Okay, this might be a bit dry, but bear with us. Investing your money is the safest thing you can be doing with any disposable income. You might be thinking: “I’ve just graduated, I have a ludicrous amount of debt and pretty much no disposable income. Investing can wait”. While there is logic in your reasoning, there’s always time to invest.
We wrote about when you should be starting to save for retirement and found out that 27% of millennials don’t expect to retire until they are around 70 years old. 48% of the same survey group believed that they should be saving for these brief retirement years between the ages of 20-29 compared to 24% who said 30-39 and 13% who said 40-49.
Obviously there is reason among the young people to commit a bit to the future. But investing seems to have a higher entry point. There’s this misconception that you need a lot of money to begin with in order to start investing. It turns out that investing a little every year while you’re young turns out a much higher pay-off than investing the same amount for 40 years.

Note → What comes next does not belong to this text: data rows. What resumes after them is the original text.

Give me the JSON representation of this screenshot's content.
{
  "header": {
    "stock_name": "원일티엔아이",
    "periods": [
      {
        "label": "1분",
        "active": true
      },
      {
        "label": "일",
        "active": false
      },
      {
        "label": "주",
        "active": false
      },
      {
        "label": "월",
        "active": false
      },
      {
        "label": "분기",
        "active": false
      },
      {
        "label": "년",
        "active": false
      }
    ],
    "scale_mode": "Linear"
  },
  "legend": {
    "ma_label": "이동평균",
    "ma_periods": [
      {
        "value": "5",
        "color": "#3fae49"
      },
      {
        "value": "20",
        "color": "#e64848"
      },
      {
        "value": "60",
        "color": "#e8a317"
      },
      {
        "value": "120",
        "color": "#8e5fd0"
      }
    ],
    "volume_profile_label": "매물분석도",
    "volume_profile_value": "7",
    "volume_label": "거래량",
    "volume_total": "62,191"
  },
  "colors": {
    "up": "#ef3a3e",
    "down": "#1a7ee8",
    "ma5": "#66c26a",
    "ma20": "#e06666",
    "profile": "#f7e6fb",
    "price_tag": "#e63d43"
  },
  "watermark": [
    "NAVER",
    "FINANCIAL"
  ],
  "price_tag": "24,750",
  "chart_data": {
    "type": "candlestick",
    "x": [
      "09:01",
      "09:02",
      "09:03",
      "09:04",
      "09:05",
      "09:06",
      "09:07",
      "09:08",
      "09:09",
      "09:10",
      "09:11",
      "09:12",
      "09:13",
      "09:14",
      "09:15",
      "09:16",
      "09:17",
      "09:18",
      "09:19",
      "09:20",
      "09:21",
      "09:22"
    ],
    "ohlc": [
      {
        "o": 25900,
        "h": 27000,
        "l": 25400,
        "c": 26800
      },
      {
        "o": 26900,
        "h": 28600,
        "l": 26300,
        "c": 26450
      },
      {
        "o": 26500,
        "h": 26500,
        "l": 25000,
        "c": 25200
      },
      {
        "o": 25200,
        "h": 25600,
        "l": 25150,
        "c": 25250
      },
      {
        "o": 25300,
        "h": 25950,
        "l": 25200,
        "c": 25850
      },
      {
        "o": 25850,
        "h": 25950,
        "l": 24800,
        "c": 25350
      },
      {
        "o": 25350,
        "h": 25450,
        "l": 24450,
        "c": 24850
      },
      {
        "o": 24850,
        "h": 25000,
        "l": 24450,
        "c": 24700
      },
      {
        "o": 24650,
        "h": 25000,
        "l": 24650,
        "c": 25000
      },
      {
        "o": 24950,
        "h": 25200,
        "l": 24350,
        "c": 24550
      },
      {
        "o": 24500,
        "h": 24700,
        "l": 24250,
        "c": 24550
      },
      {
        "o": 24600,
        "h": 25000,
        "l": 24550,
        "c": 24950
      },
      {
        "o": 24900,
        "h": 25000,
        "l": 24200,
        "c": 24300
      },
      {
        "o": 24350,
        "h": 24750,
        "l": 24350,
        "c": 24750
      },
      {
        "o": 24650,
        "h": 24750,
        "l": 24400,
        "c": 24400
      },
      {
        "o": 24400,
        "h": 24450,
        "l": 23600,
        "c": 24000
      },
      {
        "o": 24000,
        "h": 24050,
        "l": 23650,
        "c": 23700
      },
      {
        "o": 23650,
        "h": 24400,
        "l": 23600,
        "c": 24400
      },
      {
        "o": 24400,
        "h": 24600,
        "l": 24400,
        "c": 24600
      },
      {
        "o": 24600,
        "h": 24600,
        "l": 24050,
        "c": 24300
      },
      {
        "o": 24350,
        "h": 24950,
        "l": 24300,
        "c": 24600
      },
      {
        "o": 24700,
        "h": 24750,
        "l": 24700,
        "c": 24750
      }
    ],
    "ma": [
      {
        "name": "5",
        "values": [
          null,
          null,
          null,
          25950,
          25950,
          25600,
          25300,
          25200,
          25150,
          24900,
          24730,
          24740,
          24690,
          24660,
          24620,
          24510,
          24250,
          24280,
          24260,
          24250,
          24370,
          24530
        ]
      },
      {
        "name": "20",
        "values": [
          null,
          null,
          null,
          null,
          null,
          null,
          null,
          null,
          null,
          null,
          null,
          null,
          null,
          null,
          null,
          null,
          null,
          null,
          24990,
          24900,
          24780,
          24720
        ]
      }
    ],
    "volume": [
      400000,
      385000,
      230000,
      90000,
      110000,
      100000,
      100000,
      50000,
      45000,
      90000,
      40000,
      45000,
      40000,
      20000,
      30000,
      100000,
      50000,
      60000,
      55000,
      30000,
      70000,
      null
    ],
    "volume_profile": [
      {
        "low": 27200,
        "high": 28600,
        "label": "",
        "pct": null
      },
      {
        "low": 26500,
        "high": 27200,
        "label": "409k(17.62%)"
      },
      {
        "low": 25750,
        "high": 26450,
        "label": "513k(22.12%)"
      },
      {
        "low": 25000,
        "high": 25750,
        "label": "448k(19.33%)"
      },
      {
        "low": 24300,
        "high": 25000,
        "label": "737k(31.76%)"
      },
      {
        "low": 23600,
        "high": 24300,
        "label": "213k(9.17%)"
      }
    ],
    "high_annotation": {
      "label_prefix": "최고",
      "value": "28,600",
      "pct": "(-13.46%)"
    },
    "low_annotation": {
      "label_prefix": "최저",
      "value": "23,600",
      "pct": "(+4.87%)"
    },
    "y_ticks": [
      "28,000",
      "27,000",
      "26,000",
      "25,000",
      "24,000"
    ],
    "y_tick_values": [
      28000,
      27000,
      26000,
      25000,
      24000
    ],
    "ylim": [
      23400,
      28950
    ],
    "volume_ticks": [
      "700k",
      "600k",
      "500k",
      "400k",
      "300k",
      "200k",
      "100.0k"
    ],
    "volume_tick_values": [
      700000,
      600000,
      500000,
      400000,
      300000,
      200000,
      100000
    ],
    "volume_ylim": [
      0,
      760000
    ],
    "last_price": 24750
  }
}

Okay, so assuming a generous 10% rate of return a year (this is hypothetical), someone who invests £2,000 yearly between the age of 19 to 26 and never invests again stands to earn a lot more than another person who invests the same amount between the ages of 26 and 65.
See the infographic from Life Hack below for more information!
It might look like a daunting set of numbers, and that’s understandable. This chart represents potential earnings but that’s not even the largest benefit. This type of saving builds a strong financial foundation for the way you use your money. It ingrains the idea that “I will invest and save even if I have to give up certain wants for the time being”.
Pizza and beer sounds good now, but so does being minted when you’re older.